Entah sejak kapan posisi mereka menjadi seperti ini, posisi dimana Kai telah mengungkung tubuh mungil Kyungsoo dibawahnya. Posisi seperti ini membuat saraf-saraf yang ada ditubuhnya seolah terangsang. Tautan bibir yang belum juga terlepas serta suara kecipak yang ditimbulkan oleh kedua lidah basah itu terus mengalun, mendominasi suasana didalam kamar yang perlahan memanas.

Kai memiringkan kepalanya kesamping, memberi kenyamanan Kyungsoo agar pria mungilnya tetap bisa bernapas diantara lumatan-lumatan yang ia berikan. Tangan kokohnya mulai merambat kebawah, melepaskan satu persatu kancing piyama milik Kyungsoo. Mengerti jika pergerakan Kai semakin intim, Kyungsoopun mulai mengalungkan kedua lengannya pada leher jenjang pria tampannya.

Kyungsoo melenguh kembali saat Kai melepas tautan bibir mereka dan bergerak menghisap leher putih tanpa nodanya. Tangannya yang lain meraba dada rata yang telah terekspose, menggoda. Kai menghisap beberapa titik dileher itu hingga menimbulkan bercak merah keunguan disana. Sebuah karya luar biasa yang selalu ia banggakan. Kyungsoo semakin melenguh, tubuhnya bergetar menikmati setiap sentuhan dan rangsangan yang membuat sendi-sendinya melemas. Kyungsoo tergoda.

Tangan Kai semakin meraba dada serta perut rata Kyungsoo dengan irama pelan dan memabukkan. Ia tersenyum diantara lumatannya pada leher Kyungsoo saat menemukan benda mungil berwarna kemerahan disana. Dengan terampil jari-jarinya bergerak memutar pada nipple ranum Kyungsoo, membuat sosok mungil yang tengah memejamkan mata merasakan dorongan luar biasa dari dalam dirinya.

"Kaihh~" Kyungsoo bergumam sensual menyebut nama Kai. Namun yang terjadi tak sesuai harapannya. Kai menghentikan semua pergerakan dan rangsangan yang ia berikan pada Kyungsoo, membuat mata bulat yang telah sayu itu terbuka.

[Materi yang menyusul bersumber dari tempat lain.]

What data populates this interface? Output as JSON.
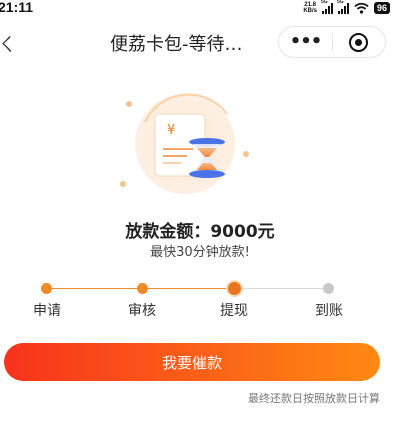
{
  "status_bar": {
    "time": "21:11",
    "net_speed_value": "21.8",
    "net_speed_unit": "KB/s",
    "signal_1_tag": "5G",
    "signal_2_tag": "5G",
    "battery": "96",
    "icons": [
      "signal-icon",
      "signal-icon",
      "wifi-icon",
      "battery-icon"
    ]
  },
  "nav": {
    "close_glyph": "ㄑ",
    "title": "便荔卡包-等待…",
    "more_icon": "more-dots-icon",
    "target_icon": "target-icon"
  },
  "illustration": {
    "icons": [
      "receipt-icon",
      "hourglass-icon"
    ],
    "currency_symbol": "¥"
  },
  "amount": {
    "text": "放款金额：9000元",
    "subtext": "最快30分钟放款!"
  },
  "steps": [
    {
      "label": "申请",
      "state": "done"
    },
    {
      "label": "审核",
      "state": "done"
    },
    {
      "label": "提现",
      "state": "current"
    },
    {
      "label": "到账",
      "state": "pending"
    }
  ],
  "colors": {
    "accent": "#f08a28",
    "button_start": "#f8331c",
    "button_end": "#ff8a12",
    "pending": "#c8c8c8"
  },
  "button": {
    "label": "我要催款"
  },
  "footnote": "最终还款日按照放款日计算"
}
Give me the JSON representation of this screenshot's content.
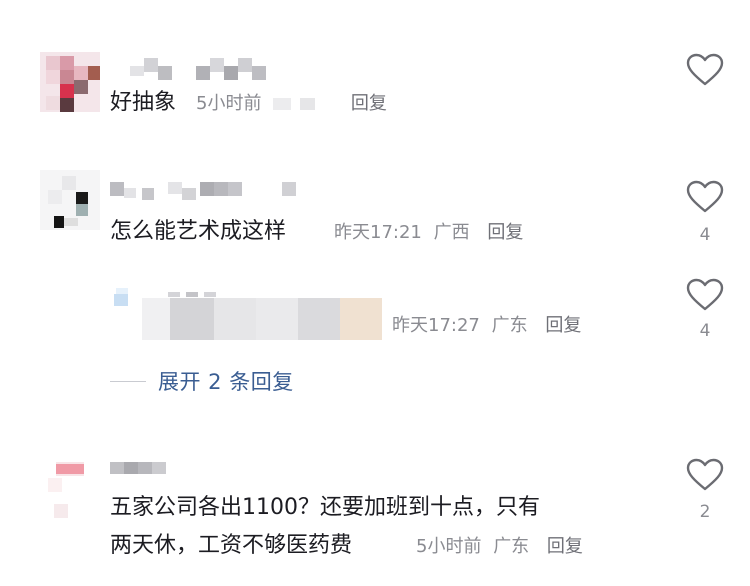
{
  "comments": [
    {
      "username": "",
      "text": "好抽象",
      "time": "5小时前",
      "location": "",
      "reply_label": "回复",
      "likes": ""
    },
    {
      "username": "",
      "text": "怎么能艺术成这样",
      "time": "昨天17:21",
      "location": "广西",
      "reply_label": "回复",
      "likes": "4",
      "replies": [
        {
          "username": "",
          "text": "",
          "time": "昨天17:27",
          "location": "广东",
          "reply_label": "回复",
          "likes": "4"
        }
      ],
      "expand_label": "展开 2 条回复"
    },
    {
      "username": "",
      "text_line1": "五家公司各出1100？还要加班到十点，只有",
      "text_line2": "两天休，工资不够医药费",
      "time": "5小时前",
      "location": "广东",
      "reply_label": "回复",
      "likes": "2"
    }
  ],
  "colors": {
    "text": "#1c1c22",
    "meta": "#8a8b91",
    "link": "#3a5d92",
    "icon": "#6b6c72"
  },
  "icons": {
    "like": "heart-outline-icon"
  }
}
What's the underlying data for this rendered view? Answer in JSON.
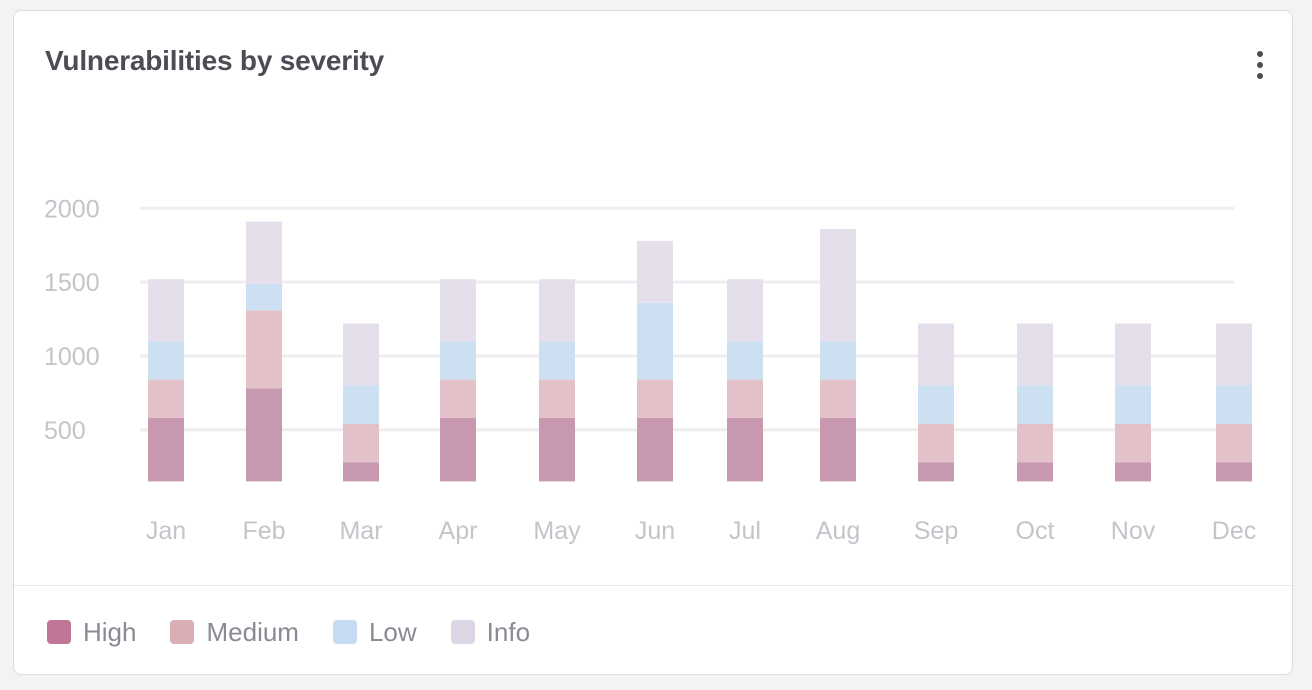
{
  "card": {
    "title": "Vulnerabilities by severity",
    "menu_icon": "more-vertical-icon"
  },
  "colors": {
    "High": "#c897b0",
    "Medium": "#e2c2c8",
    "Low": "#cde0f1",
    "Info": "#e4dfeb",
    "legend_High": "#bf7597",
    "legend_Medium": "#d9aeb4",
    "legend_Low": "#c5dcf3",
    "legend_Info": "#dcd5e6",
    "gridline": "#eeeef1",
    "axis_text": "#c4c4cb"
  },
  "legend": [
    {
      "label": "High",
      "color_key": "legend_High"
    },
    {
      "label": "Medium",
      "color_key": "legend_Medium"
    },
    {
      "label": "Low",
      "color_key": "legend_Low"
    },
    {
      "label": "Info",
      "color_key": "legend_Info"
    }
  ],
  "chart_data": {
    "type": "bar",
    "stacked": true,
    "title": "Vulnerabilities by severity",
    "xlabel": "",
    "ylabel": "",
    "categories": [
      "Jan",
      "Feb",
      "Mar",
      "Apr",
      "May",
      "Jun",
      "Jul",
      "Aug",
      "Sep",
      "Oct",
      "Nov",
      "Dec"
    ],
    "yticks": [
      500,
      1000,
      1500,
      2000
    ],
    "ylim": [
      150,
      2000
    ],
    "grid": true,
    "legend_position": "bottom-left",
    "series": [
      {
        "name": "High",
        "values": [
          430,
          630,
          130,
          430,
          430,
          430,
          430,
          430,
          130,
          130,
          130,
          130
        ]
      },
      {
        "name": "Medium",
        "values": [
          260,
          530,
          260,
          260,
          260,
          260,
          260,
          260,
          260,
          260,
          260,
          260
        ]
      },
      {
        "name": "Low",
        "values": [
          260,
          180,
          260,
          260,
          260,
          520,
          260,
          260,
          260,
          260,
          260,
          260
        ]
      },
      {
        "name": "Info",
        "values": [
          420,
          420,
          420,
          420,
          420,
          420,
          420,
          760,
          420,
          420,
          420,
          420
        ]
      }
    ]
  }
}
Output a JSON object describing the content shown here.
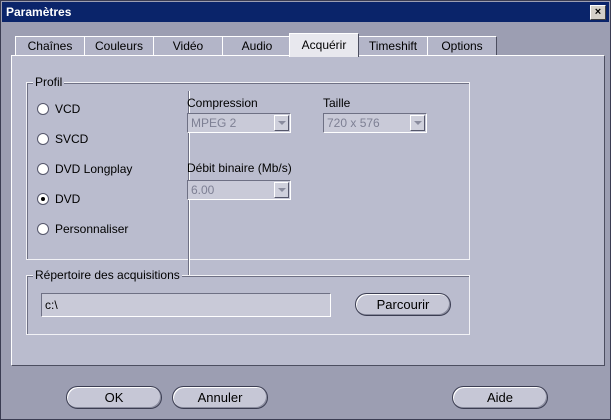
{
  "window": {
    "title": "Paramètres",
    "close_glyph": "×"
  },
  "tabs": [
    {
      "label": "Chaînes"
    },
    {
      "label": "Couleurs"
    },
    {
      "label": "Vidéo"
    },
    {
      "label": "Audio"
    },
    {
      "label": "Acquérir",
      "active": true
    },
    {
      "label": "Timeshift"
    },
    {
      "label": "Options"
    }
  ],
  "profil": {
    "label": "Profil",
    "options": [
      {
        "label": "VCD",
        "selected": false
      },
      {
        "label": "SVCD",
        "selected": false
      },
      {
        "label": "DVD Longplay",
        "selected": false
      },
      {
        "label": "DVD",
        "selected": true
      },
      {
        "label": "Personnaliser",
        "selected": false
      }
    ]
  },
  "compression": {
    "label": "Compression",
    "value": "MPEG 2"
  },
  "taille": {
    "label": "Taille",
    "value": "720 x 576"
  },
  "debit": {
    "label": "Débit binaire (Mb/s)",
    "value": "6.00"
  },
  "repertoire": {
    "label": "Répertoire des acquisitions",
    "path": "c:\\",
    "browse_label": "Parcourir"
  },
  "footer": {
    "ok_label": "OK",
    "cancel_label": "Annuler",
    "help_label": "Aide"
  }
}
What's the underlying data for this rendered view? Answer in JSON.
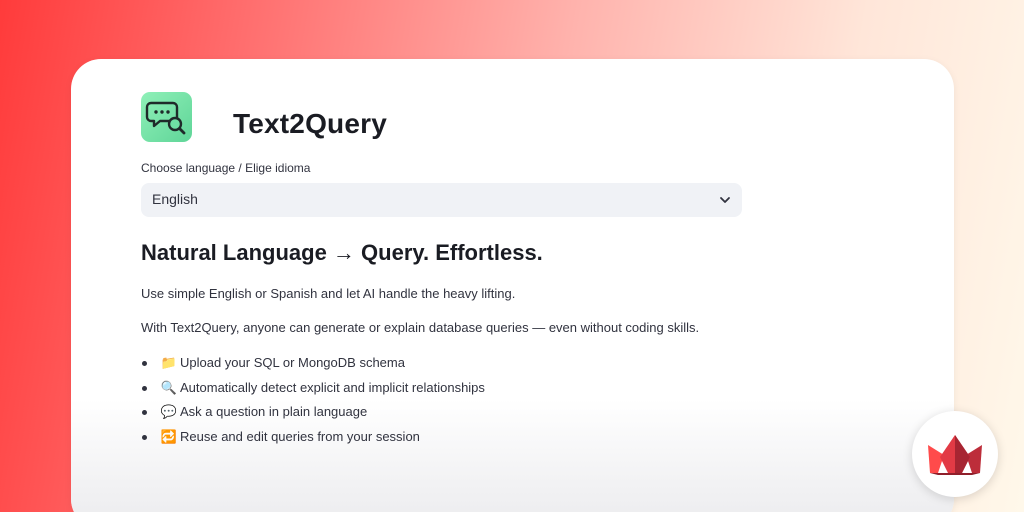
{
  "app": {
    "title": "Text2Query",
    "icon": "chat-search-icon"
  },
  "language": {
    "label": "Choose language / Elige idioma",
    "selected": "English"
  },
  "content": {
    "headline": "Natural Language → Query. Effortless.",
    "paragraph_1": "Use simple English or Spanish and let AI handle the heavy lifting.",
    "paragraph_2": "With Text2Query, anyone can generate or explain database queries — even without coding skills.",
    "features": [
      {
        "emoji": "📁",
        "text": "Upload your SQL or MongoDB schema"
      },
      {
        "emoji": "🔍",
        "text": "Automatically detect explicit and implicit relationships"
      },
      {
        "emoji": "💬",
        "text": "Ask a question in plain language"
      },
      {
        "emoji": "🔁",
        "text": "Reuse and edit queries from your session"
      }
    ]
  },
  "badge": {
    "icon": "streamlit-crown-icon"
  },
  "colors": {
    "accent_red": "#ff4b4b",
    "icon_green": "#6ee0a4",
    "select_bg": "#f0f2f6",
    "text": "#31333f"
  }
}
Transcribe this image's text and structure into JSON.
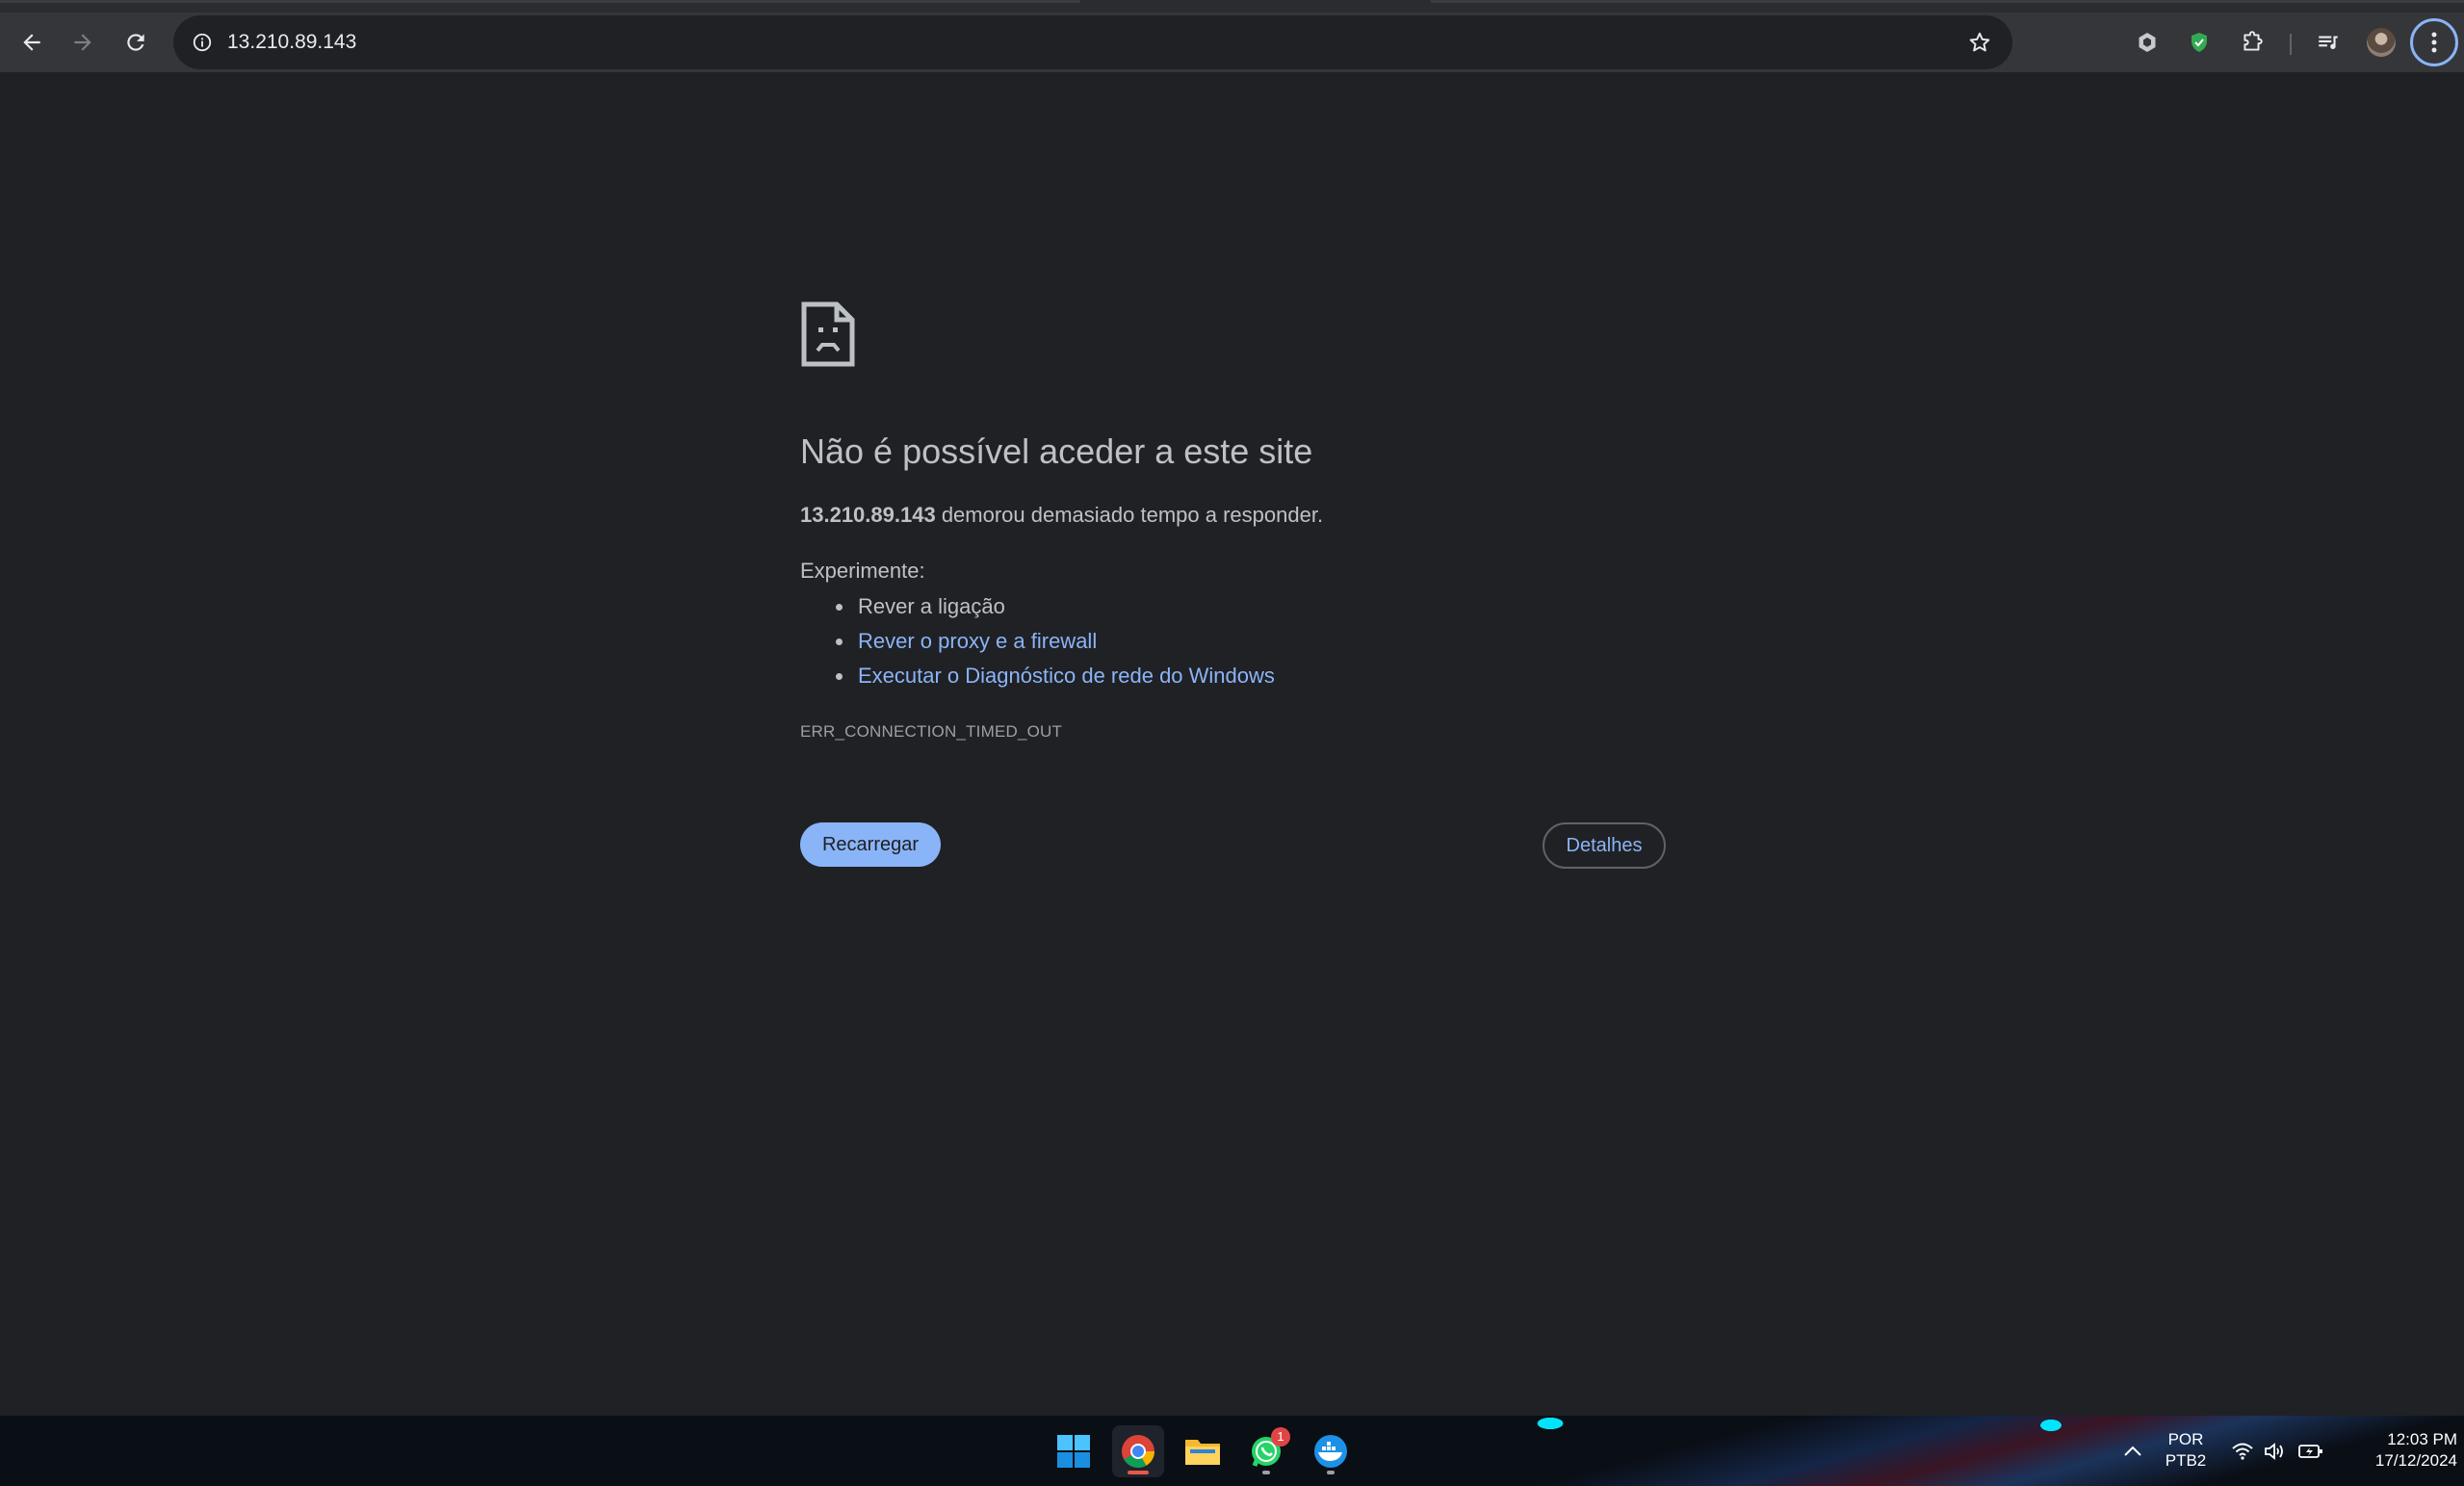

Kai menatap mata yang seolah memohon lebih padanya itu, menatap dalam dengan perasaan yang tak tertebak oleh Kyungsoo.

"Bolehkah aku melakukannya?" tanya Kai lembut.

Kyungsoo merasa ingin menangis saat itu juga. Ia tahu jika Kai bukan lelaki berengsek karena itu terbukti dengan permintaan ijinnya untuk menyentuhnya. Kai bersikap layaknya seorang pelindung yang ingin melalukan sesuatu tanpa pemaksaan. Dada Kyungsoo bergetar, ia tidak menyangka jika Kai memiliki sisi selembut ini.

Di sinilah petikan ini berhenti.